The 14-song collection includes a song called "No Waves" that sounds a lot like Wavves (as does the descriptive "Wake Bake Skate"). There's also a song called "Max Can't Surf" about their "ginger" drummer's lack of balance, and plenty of West Coast party anthems. But you're probably right to assume that, while punning on "no wave," the "waves" in that title is also a nod to Nathan Williams' similarly snotty project. Like Odd Future, these guys established their band identity via the internet, and they're savvy about their references.

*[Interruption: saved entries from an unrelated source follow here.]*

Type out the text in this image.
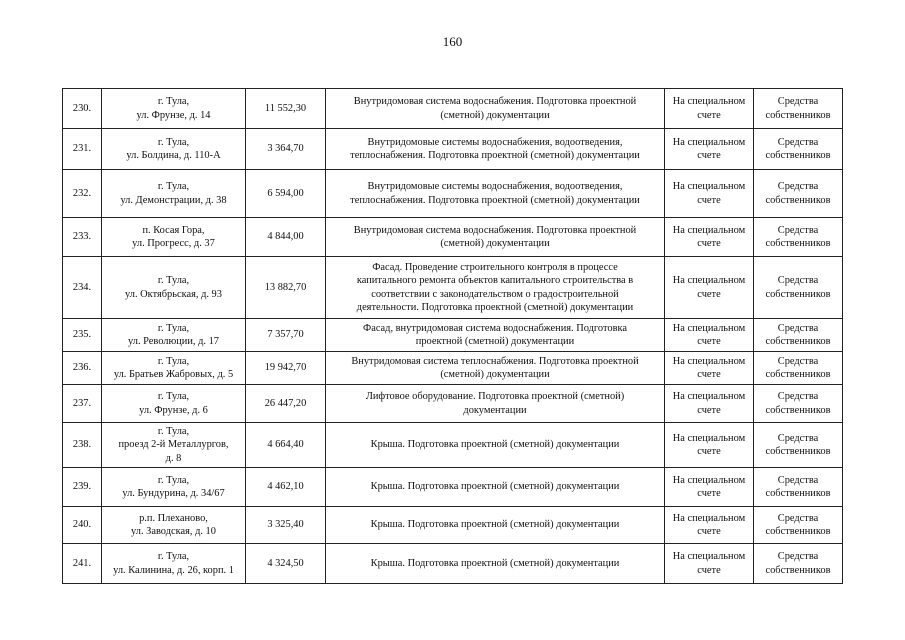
160
230.	г. Тула,
ул. Фрунзе, д. 14	11 552,30	Внутридомовая система водоснабжения. Подготовка проектной
(сметной) документации	На специальном
счете	Средства
собственников

231.	г. Тула,
ул. Болдина, д. 110-А	3 364,70	Внутридомовые системы водоснабжения, водоотведения,
теплоснабжения. Подготовка проектной (сметной) документации	На специальном
счете	Средства
собственников

232.	г. Тула,
ул. Демонстрации, д. 38	6 594,00	Внутридомовые системы водоснабжения, водоотведения,
теплоснабжения. Подготовка проектной (сметной) документации	На специальном
счете	Средства
собственников

233.	п. Косая Гора,
ул. Прогресс, д. 37	4 844,00	Внутридомовая система водоснабжения. Подготовка проектной
(сметной) документации	На специальном
счете	Средства
собственников

234.	г. Тула,
ул. Октябрьская, д. 93	13 882,70	Фасад. Проведение строительного контроля в процессе
капитального ремонта объектов капитального строительства в
соответствии с законодательством о градостроительной
деятельности. Подготовка проектной (сметной) документации	На специальном
счете	Средства
собственников

235.	г. Тула,
ул. Революции, д. 17	7 357,70	Фасад, внутридомовая система водоснабжения. Подготовка
проектной (сметной) документации	На специальном
счете	Средства
собственников

236.	г. Тула,
ул. Братьев Жабровых, д. 5	19 942,70	Внутридомовая система теплоснабжения. Подготовка проектной
(сметной) документации	На специальном
счете	Средства
собственников

237.	г. Тула,
ул. Фрунзе, д. 6	26 447,20	Лифтовое оборудование. Подготовка проектной (сметной)
документации	На специальном
счете	Средства
собственников

238.	г. Тула,
проезд 2-й Металлургов,
д. 8	4 664,40	Крыша. Подготовка проектной (сметной) документации	На специальном
счете	Средства
собственников

239.	г. Тула,
ул. Бундурина, д. 34/67	4 462,10	Крыша. Подготовка проектной (сметной) документации	На специальном
счете	Средства
собственников

240.	р.п. Плеханово,
ул. Заводская, д. 10	3 325,40	Крыша. Подготовка проектной (сметной) документации	На специальном
счете	Средства
собственников

241.	г. Тула,
ул. Калинина, д. 26, корп. 1	4 324,50	Крыша. Подготовка проектной (сметной) документации	На специальном
счете	Средства
собственников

Toward the end of December, FIDLAR covered the Descendents' "Suburban Home" for Filter's Milo Turns 50: Songs of the Descendents compilation. That classic California punk quartet are obvious influences on the scatological, silly subject matter of FIDLAR; where the Descendents fixated on farts, girls, coffee, and not growing up, though, FIDLAR populate their songs with cheap beer, cheap cocaine, cheap weed, and "shitty pills." And their sound is closer to former tourmates Black Lips and, at times, their early heroes Blink-182 (see the vocal lines of "Five to Nine" and "No Waves" or their cover of "Dammit") than it is 1980s SST. But the spirit is there: While you'd never mistake FIDLAR's playful approach for that of, say, the intense snarl of Black Flag, they'd do a great job with "TV Party".
Despite their youth, you get the sense that these guys have been playing music for a long time. (It's worth noting guitarist Elvis and his brother, drummer Max, are the sons of T.S.O.L. keyboardist Greg Kuehn.) They've operated as FIDLAR since 2009, and released a couple of EPs prior to this collection. That time was spent honing a brand of hopped up, surfy garage punk that comes with more variety than you might expect. They veer from sounds that evoke the Ramones ("LDA", the opening to "Cheap Beer", and the general "Rock 'n' Roll High School" vibe) to poppier take on the Germs minus the danger and the Misfits minus the goth. They also weave in western acoustic elements in a move reminiscent of the Gun Club ("Gimme Something", "Cheap Cocaine," "Whore").
But, again, the way FIDLAR seem to function as their own clique is most reminiscent of the Descendents and their life-philosophy espousing "All-O-Gistics". Though beneath the sunny hooks, FIDLAR suggests a darker, more nihilstic worldview. In "Stoked and Broke" they shout: "I just wanna get really high/ Smoke weed until I die.../ There's nothing wrong with living like this/ All my friends are pieces of shit." And as they like to remind you in interviews and at their live shows, FIDLAR is an acronym for "fuck it, dog, life's a risk." That said, across these 39 minutes, they also make life sound like a lot of fun.